With the news yesterday that centre-back and all-round German Adonis Christopher Schindler has signed a new contract, a tribute to the big man was always on the cards. But what can be said about the man-mountain from Munich that hasn’t been said already?
Even before he immortalised himself into town folklore forever with the world-class penalty that sent us into the Premier League, Schindler was already in my eyes, the best centre-back I have seen in my lifetime.
Whilst legends like Trevor Cherry might surpass Schindler’s achievements (so far), Schindler’s outrageous consistency, footballing class, leadership, and bottle has put him at the top of the tree for most town fans in their all-time lists.
When he arrived for a club record £1.8m fee, most town fans were fairly content knowing that town had recouped two-thirds of that money shipping out Joel Lynch to QPR for £1.2m in what now looks like the best transfer business we have done since a young Jordan Rhodes signed for £750,000.
A lot of players would have felt the burden of expectation on their shoulders over the club-record transfer fee. However, such is the character of the man that is Christopher Schindler, he took it in his stride and used it as a motivation for paying back the faith that had been put in him by owner Dean Hoyle and Head Coach David Wagner. Hoyle admitted as much in his post-match interviews following the play-off final.
At the start of the season, Schindler admitted himself he took some getting used to the aggressive and physical nature of the Championship, with some trepidation about “putting himself about” as the old cliché goes. This is largely due to the contrasting playing styles of the 2. Bundesliga and how referees were much stricter in punishing the dark arts behaviours that centre-backs can routinely get away with in English football.
However, once Schindler had realised he could chuck a few cheeky elbows here and there, he demonstrated his supreme authority and his performance levels never dropped throughout the entire course of the season. The only bad game I can remember him having was Fulham away when we lost 5-0, but on that occasion the whole team could have walked up the M1 after an anomalous performance like that, so one-offs like this can’t be considered with any real brevity.
As a former club captain of 1860 Munich, Schindler brought composure and calmness both to his performances on the pitch and off it. On the pitch, he is a player who always appears to have all the time in the world to read a situation, pick the correct course of action and deal with the threat.

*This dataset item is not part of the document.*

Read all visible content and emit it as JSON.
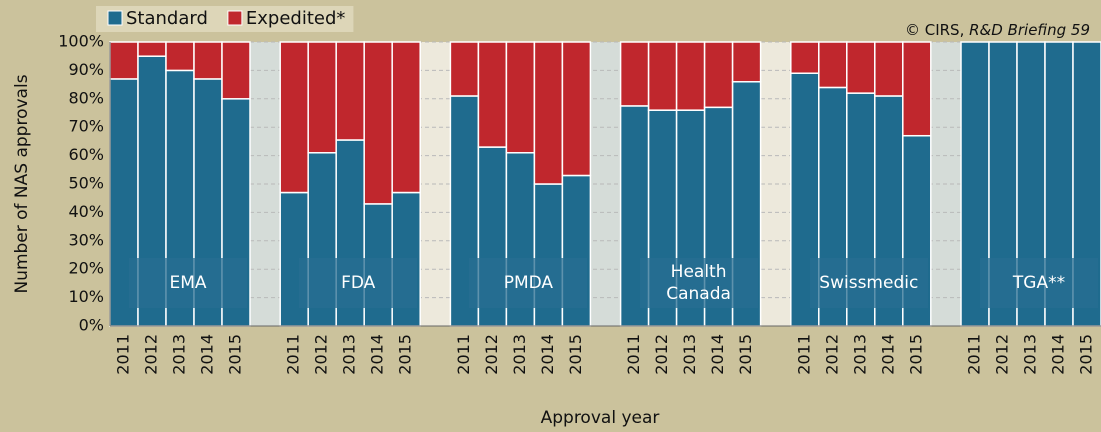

This is deceptive and underlines just how well he is able to read the game, assessing the situation before it occurs and dealing with the danger in a supremely cool manner. Rarely have town fans in recent years seen a centre-half who doesn’t just hoof it at the first time of trouble or lets the ball bounce in highly dangerous situations. It certainly took us some getting used to.
Off the pitch, he is one of the first to engage with the fans, taking pictures, signing autographs and helping in the local community. It was Schindler, Hefele, and Kachunga who visited the local hospital in Huddersfield’s cancer ward midway through the season and made some children’s dreams come true. They weren’t obliged to do this but gave up some of their own time to make someone’s dark day that little bit brighter. That tells you all you need to know about the stature of the man.

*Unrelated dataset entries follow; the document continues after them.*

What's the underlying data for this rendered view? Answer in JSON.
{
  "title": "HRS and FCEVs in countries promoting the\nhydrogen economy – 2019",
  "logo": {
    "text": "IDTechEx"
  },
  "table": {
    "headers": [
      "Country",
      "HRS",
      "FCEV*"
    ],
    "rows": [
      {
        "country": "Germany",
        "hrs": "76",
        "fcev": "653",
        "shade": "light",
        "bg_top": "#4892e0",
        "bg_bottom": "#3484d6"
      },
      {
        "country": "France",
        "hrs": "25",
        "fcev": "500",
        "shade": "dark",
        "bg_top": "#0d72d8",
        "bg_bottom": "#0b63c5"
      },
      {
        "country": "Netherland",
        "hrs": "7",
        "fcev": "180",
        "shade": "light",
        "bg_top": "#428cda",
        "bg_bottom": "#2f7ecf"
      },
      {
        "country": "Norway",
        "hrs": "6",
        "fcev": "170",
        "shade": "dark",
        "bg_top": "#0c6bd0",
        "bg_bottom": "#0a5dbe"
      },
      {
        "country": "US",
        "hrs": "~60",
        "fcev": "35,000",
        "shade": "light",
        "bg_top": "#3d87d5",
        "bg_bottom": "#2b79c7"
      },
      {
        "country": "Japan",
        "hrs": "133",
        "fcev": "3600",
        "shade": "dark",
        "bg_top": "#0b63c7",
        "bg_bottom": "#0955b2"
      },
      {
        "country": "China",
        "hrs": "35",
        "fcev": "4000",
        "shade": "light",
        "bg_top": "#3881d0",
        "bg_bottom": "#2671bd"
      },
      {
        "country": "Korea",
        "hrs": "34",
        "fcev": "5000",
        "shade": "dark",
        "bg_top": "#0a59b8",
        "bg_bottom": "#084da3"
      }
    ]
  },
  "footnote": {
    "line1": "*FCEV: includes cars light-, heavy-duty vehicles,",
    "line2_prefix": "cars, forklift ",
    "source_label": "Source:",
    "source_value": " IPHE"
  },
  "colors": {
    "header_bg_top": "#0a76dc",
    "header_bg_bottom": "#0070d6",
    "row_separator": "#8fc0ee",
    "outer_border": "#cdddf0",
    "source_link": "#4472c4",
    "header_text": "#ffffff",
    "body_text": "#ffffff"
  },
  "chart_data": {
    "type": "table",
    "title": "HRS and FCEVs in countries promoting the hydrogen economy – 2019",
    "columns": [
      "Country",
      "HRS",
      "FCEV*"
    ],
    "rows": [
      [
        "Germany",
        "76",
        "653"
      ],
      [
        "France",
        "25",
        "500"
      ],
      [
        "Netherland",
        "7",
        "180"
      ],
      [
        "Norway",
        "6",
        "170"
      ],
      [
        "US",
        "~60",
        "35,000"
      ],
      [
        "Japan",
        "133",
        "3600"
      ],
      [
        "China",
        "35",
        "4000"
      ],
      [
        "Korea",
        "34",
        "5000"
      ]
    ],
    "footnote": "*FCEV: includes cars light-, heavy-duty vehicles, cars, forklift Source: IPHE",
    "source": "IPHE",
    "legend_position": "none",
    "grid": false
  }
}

The thing that will most stick in my mind about Chris Schindler though was the way he took the responsibility of taking the final penalty in the play-off final. He was the one who went up to Wagner himself and said “I want to take the final penalty”. As Wagner said in the post-match interview afterward, when someone comes up to you and says they want to take the last penalty, you let them do it! This shows a level of character most people, including myself can only dream of.

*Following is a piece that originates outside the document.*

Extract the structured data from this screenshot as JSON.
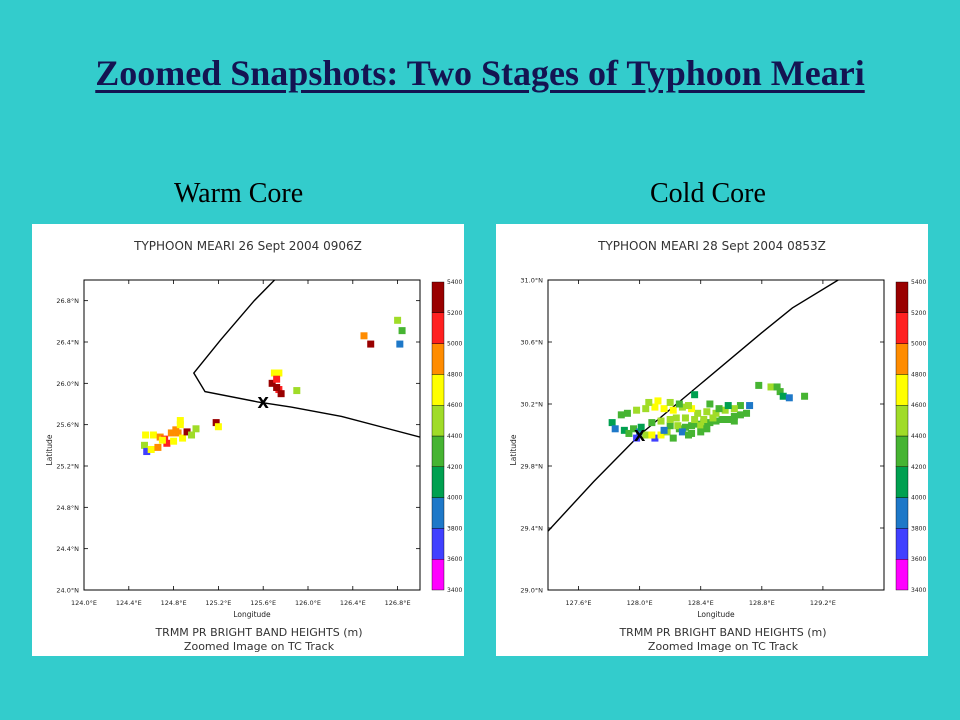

In a situation like that, to take a penalty kick worth £190m with the hopes, dreams, and livelihoods of a whole club resting on your shoulders, to tuck that penalty away into the very bottom corner of the goal past Reading keeper Ali Al-Habsi is something I will tell my grandchildren about. If he had placed that shot with any less accuracy or power, it would have been saved; such was Al-Habsi’s quality.
Across social media, it is telling how much praise and support the first-team players have given to Schindler for his new contract and he deserves every bit of success that comes with it. I
n 3 months’ time, I guarantee there will be premier league pundits from Paul Merson to Martin Keown enthusing about this man. “Where did they find this lad?” “Why didn’t a Premier League side pick him up?” You can see the bewildered expressions on their faces even now.
In a bonkers transfer market where bang-average players can go for £30m as a starter-for-ten and top-quality centre-backs are in such short supply that Virgil Van Dyk is valued at £60m, if Chris Schindler excels in the premier league like town fans know he can, we could be looking at Huddersfield Town’s first ever £30m player. He will be worth every penny.